Chez les fourmis, on peut distinguer trois phases principales de développement de la colonie au cours de sa durée de vie . La première phase appelée « fondation de la colonie » est caractérisée par l’absence d’ouvrières adultes ; le seul adulte présent est la reine qui pond des œufs. Le développement de la colonie à ce stade est faiblement dépendant des ressources alimentaires externes mais reste fortement dépendant de la quantité de graisse accumulée par la reine. Le moment de la transition vers le stade suivant du développement de la colonie, à savoir le stade ergonomique, est l’éclosion des premières ouvrières. À ce stade, la reine se concentre exclusivement sur la ponte des œufs, tandis que les ouvrières s’occupent du soin du couvain. Par conséquent, à ce stade, les investissements énergétiques dans la colonie sont consacrés à la croissance de la colonie plutôt qu’à la reproduction ou à la dispersion. Lorsque le nombre d’ouvrières adultes atteint un certain niveau, la production de reines et de mâles vierges commence ; la colonie entre alors dans la phase de reproduction.
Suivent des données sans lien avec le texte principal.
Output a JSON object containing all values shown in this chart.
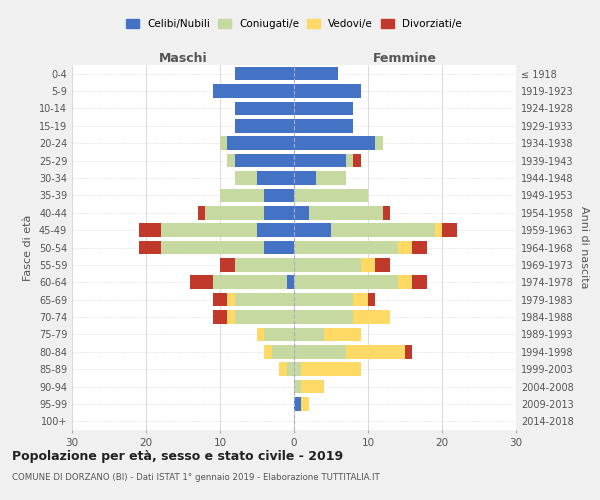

Par conséquent, les jeunes colonies allouent leurs ressources à l’élevage des ouvrières, facilitant ainsi la croissance de la colonie, tandis que les colonies matures doivent partager l’énergie à allouer entre une nouvelle génération d’ouvrières et dans les castes sexuelles. L’élevage des mâles et des femelles dans les colonies matures qui sont au stade de la reproduction nécessite très probablement plus d’efforts que le simple élevage des ouvriers dans les jeunes colonies au même stade de la reproduction. Tschinkel a observé que les ouvriers des fourmis Pogonomyrmex perdent 20% de graisse pendant la phase d’alimentation des mâles et des femelles qui a lieu en juillet . Par conséquent, la fraction accrue d’ouvriers de petite taille observée dans les colonies matures, mais pas dans les jeunes colonies, pourrait être un effet de la limitation énergétique pendant la production intensive de sexués.
5. Conclusions
Nous n’avons pas trouvé l’augmentation liée à la pollution de la fraction des ouvriers relativement petits dans les jeunes colonies de L. Les résultats de cette étude suggèrent que la distribution de la taille des fourmis monomorphes Lasius niger est similaire à celle trouvée dans la recherche analogique précédente effectuée sur les colonies matures. Les résultats de cette étude suggèrent que la taille du corps chez la fourmi monomorphe Lasius niger peut subir des changements dans la distribution de la taille du corps en raison de l’interaction de la pollution métallique et du stade de développement de la colonie. Les contraintes énergétiques pendant l’élevage des castes sexuelles pourraient expliquer la différence prouvée entre les jeunes colonies et les colonies matures.
Conflit d’intérêts
Les auteurs déclarent qu’il n’y a pas de conflit d’intérêts concernant la publication de cet article.
Reconnaissance
Cette étude a été soutenue par le National Science Centre (NCN), sur la base de la décision DEC- 2011/01/D/NZ8/00167.